Arushi Gupta FPO | Computer Science Department at Princeton University

Date and Time

Thursday, February 8, 2024 - 1:30pm to 3:30pm

Location

Computer Science 402

Type

FPO

Arushi Gupta will present her FPO "Understanding the Role of Data in Model Decisions" on Thursday, February 8, 2024 at 1:30 PM in CS 402.

Location: CS 402

The members of Arushi’s committee are as follows:
Examiners: Sanjeev Arora (Adviser), Elad Hazan, Ryan Adams
Readers: Karthik Narasimhan, Tom Griffiths

A copy of her thesis is available upon request. Please email gradinfo (@cs.princeton.edu) if you would like a copy of thethesis.

Everyone is invited to attend her talk.

Abstract follows below:

As neural networks are increasingly employed in high stakes applications such as criminal justice, medicine, etc, [1] it becomes increasingly important to understand why these models make the decisions they do. For example, it is important to develop tools to analyze whether models are perpetuating harmful demographic inequalities they have found in their training data in their future decision making [2]. However, neural networks typically require large training sets, have “black-box” decision making, and have costly retraining protocols, increasing the difficulty of this problem. This work considers three questions. Q1) What is the relationship between the elements of an input and the models’ decision? Q2) What is the relationship between the individual training points and the model’s decision. And finally Q3) to what extent do there exist (efficient) approximations that would allow practitioners to predict how model performance would change given different training data, or a different training protocol.

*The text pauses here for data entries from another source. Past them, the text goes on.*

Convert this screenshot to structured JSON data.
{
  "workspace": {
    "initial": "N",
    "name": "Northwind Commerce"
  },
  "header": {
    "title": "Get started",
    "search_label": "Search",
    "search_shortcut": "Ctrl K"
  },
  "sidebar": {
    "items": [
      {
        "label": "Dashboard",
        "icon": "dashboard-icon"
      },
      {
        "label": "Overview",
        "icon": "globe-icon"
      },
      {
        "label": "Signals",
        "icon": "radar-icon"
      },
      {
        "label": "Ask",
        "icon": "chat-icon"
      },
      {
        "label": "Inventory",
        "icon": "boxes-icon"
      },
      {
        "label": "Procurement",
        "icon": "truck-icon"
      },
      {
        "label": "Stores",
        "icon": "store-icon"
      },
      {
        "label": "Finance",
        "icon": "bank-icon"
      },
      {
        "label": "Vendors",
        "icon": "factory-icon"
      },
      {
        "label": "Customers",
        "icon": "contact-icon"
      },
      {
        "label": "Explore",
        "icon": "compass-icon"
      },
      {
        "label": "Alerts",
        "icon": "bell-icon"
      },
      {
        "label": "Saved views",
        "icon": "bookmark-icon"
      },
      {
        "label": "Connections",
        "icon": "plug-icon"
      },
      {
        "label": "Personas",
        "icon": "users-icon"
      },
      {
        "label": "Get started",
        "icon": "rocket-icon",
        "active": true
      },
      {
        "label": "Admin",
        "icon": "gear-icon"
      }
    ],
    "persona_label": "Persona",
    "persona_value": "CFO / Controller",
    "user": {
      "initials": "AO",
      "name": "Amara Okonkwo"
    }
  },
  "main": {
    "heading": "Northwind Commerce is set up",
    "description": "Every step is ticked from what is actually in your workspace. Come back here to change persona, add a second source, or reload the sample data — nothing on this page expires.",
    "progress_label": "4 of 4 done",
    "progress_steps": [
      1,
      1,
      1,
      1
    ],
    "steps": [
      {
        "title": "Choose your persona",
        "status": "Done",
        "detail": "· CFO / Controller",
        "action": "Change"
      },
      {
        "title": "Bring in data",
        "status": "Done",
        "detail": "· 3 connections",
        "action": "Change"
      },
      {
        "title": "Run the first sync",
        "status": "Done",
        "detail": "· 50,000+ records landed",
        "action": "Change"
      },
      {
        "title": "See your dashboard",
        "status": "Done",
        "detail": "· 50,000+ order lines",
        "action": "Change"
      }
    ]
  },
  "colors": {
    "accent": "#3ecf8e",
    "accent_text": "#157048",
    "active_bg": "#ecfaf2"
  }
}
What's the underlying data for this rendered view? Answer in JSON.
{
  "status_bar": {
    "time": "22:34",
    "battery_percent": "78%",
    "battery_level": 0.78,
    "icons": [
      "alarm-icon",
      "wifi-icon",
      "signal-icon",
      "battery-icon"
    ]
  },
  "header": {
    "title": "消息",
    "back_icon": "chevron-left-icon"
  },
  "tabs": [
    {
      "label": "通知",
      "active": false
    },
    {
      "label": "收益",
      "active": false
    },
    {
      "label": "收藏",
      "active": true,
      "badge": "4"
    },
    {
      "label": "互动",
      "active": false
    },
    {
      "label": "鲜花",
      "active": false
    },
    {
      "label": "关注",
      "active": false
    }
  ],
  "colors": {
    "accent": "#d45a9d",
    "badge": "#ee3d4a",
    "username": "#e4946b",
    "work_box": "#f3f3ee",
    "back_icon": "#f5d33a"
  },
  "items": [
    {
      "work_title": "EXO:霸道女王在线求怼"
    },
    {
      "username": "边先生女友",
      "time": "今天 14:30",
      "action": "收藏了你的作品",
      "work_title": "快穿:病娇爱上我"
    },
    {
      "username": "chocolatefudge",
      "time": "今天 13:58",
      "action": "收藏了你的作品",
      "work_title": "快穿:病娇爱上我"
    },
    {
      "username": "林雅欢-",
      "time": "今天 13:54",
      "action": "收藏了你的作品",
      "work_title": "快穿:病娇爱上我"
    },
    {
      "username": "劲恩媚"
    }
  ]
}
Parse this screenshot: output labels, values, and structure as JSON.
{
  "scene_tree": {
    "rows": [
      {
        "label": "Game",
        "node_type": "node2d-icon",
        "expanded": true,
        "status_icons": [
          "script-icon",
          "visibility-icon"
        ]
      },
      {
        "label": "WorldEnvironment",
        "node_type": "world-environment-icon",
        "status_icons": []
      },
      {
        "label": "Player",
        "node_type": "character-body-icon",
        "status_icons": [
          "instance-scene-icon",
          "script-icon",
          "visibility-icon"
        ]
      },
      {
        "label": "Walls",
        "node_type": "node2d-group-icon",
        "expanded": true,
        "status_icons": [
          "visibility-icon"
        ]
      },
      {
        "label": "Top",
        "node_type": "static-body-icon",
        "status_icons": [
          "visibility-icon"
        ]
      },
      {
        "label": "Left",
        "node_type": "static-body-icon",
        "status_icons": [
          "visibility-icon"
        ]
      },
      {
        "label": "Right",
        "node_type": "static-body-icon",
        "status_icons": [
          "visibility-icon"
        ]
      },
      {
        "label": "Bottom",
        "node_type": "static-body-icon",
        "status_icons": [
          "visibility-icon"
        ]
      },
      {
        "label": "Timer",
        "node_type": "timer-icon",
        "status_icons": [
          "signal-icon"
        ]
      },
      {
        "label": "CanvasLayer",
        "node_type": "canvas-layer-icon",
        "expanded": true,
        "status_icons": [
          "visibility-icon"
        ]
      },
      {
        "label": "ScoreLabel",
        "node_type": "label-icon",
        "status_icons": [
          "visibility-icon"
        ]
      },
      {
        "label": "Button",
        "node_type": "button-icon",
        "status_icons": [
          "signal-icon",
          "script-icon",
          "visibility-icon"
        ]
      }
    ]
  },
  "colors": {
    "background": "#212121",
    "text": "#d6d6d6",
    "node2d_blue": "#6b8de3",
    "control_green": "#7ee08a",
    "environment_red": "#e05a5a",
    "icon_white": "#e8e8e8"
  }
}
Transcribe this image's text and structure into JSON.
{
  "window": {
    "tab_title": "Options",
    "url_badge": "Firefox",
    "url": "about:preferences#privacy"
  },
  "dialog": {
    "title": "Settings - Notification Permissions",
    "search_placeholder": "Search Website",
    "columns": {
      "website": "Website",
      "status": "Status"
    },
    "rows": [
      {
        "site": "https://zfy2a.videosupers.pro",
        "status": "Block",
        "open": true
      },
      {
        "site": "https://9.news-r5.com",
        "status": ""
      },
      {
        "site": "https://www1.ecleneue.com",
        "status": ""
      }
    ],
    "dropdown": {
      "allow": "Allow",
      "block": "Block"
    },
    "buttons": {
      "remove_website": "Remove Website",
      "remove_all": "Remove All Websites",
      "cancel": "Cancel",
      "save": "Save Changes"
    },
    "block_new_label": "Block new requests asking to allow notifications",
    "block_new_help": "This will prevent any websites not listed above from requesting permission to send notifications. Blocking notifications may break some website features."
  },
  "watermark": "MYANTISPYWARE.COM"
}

Part I addresses Q1 for masking saliency methods. These methods implicitly assume that grey pixels in an image are “uninformative.” We find experimentally that this assumption may not always be true, and define “soundness,” which measures a desirable property of a saliency map.

Part II addresses Q2 and Q3 in the context of influence functions, which aim to approximate the effect of removing a training points on the model’s decision. We use harmonic analysis to examine a particular type of influence method, namely datamodels, and find that there is a relationship between the coefficients of the datamodel, and the Fourier coefficients of the target function.

Finally, Part III addresses Q3 in the context of test data. First, we assess whether held out test data is necessary to approximate the outer loop of meta learning, or whether recycling training data constitutes a sufficient approximation. We find that held out test data is important, as it learns representations that are low rank. Then, inspired by the PGDL competition [3] we investigate whether GAN generated data, despite well known limitations, can be used to approximate generalization performance when no test or validation set is available, and find that they can.